Ismail Besikci as a discomforting intellectual

Ismail Besikci as a discomforting intellectual

Ismail Besikci: ένας ενοχλητικός διανοούμενος

Ismail Besikci as a discomforting intellectual

The Turkish sociologist Ismail Besikci is one of the most prominent and exceptional intellectuals of the twentieth century.

Although being ethnically Turkish, he is the first and foremost social scientist who studied the Kurdish Question of modern Turkey. During the 1960s, when the Turkish state, popular media, and universities denied systematically even the existence of Kurdish identities, cultures, and languages, Besikci spoke out about their existence. Since then, he has been persistently speaking truths about the Kurdish reality to Turkish authorities and defending the collective as well as individual rights of Kurds.

For Besikci, the Kurdish Question is an ethnic question. Kurds have been oppressed, massacred, and subjected to forced migrations from their homelands, all because of their resistance to various efforts of forced assimilation.

The Turkish Kurds did not accept becoming Turks (meaning, to accept being a 'Turk', to speak Turkish fluently and conversely, not to speak Kurdish--plus being proud of all these things). In regards to the Kurdish Question, most Turkish intellectuals and social scientists have sided with the Turkish state and have supported its official ideology, which has been built upon official lies and fictional history.

The impact of Kemalist ideology on the Turkish literate is so deeply rooted that even the 'Turkish left generally sides with the state during various critical moments'. They have generally considered the Kurdish uprisings to represent a reflection of feudal remains, reactionary-Islamist ideas, or deceitful traps of imperialist world powers trying to divide the Turkish Republic.

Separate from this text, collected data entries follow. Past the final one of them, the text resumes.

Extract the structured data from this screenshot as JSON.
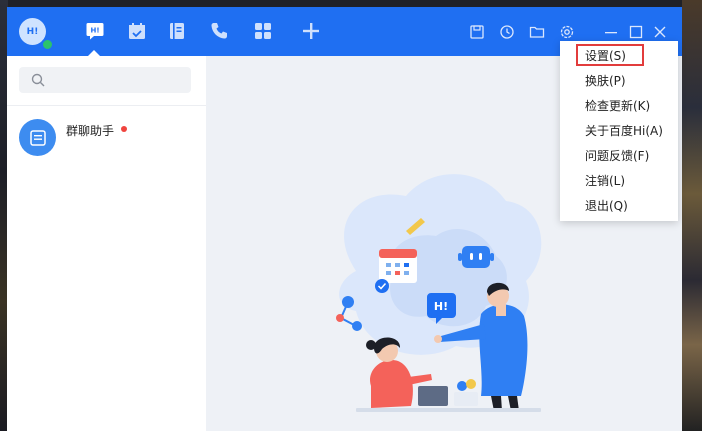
{
  "app": {
    "logo_text": "H!"
  },
  "nav": {
    "items": [
      {
        "icon": "hi-chat-icon",
        "active": true
      },
      {
        "icon": "calendar-check-icon"
      },
      {
        "icon": "notebook-icon"
      },
      {
        "icon": "phone-icon"
      },
      {
        "icon": "apps-grid-icon"
      },
      {
        "icon": "plus-icon"
      }
    ]
  },
  "toolbar": {
    "items": [
      "save-icon",
      "history-icon",
      "folder-icon",
      "settings-gear-icon"
    ]
  },
  "window_controls": [
    "minimize-icon",
    "maximize-icon",
    "close-icon"
  ],
  "search": {
    "placeholder": ""
  },
  "chats": [
    {
      "name": "群聊助手",
      "unread": true
    }
  ],
  "menu": {
    "items": [
      {
        "label": "设置(S)",
        "highlighted": true
      },
      {
        "label": "换肤(P)"
      },
      {
        "label": "检查更新(K)"
      },
      {
        "label": "关于百度Hi(A)"
      },
      {
        "label": "问题反馈(F)"
      },
      {
        "label": "注销(L)"
      },
      {
        "label": "退出(Q)"
      }
    ]
  },
  "illustration": {
    "bubble_text": "H!"
  },
  "colors": {
    "primary": "#1f6ff2",
    "online": "#2bc36b",
    "unread": "#f0443e",
    "highlight_border": "#e23c3c"
  }
}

In this kind of environment where the official ideology has been protected by laws, armed forces, and the intellectual establishment, Besikci made public some simple and fundamental ontological truths concerning the existence of the Kurds and of Kurdish identities rooted in a customary and communal tradition. Against the enclosure of this basic information and the axiomatic truths articulated by the state, he made these issues into more common knowledge through his writings, teachings, and public speeches.

Not surprisingly, the state and the political and intellectual establishment made him pay a tremendous cost for his life's work. Over the course of his lifetime, Besikci was fired from various university posts, and has also spent more than seventeen years in prison.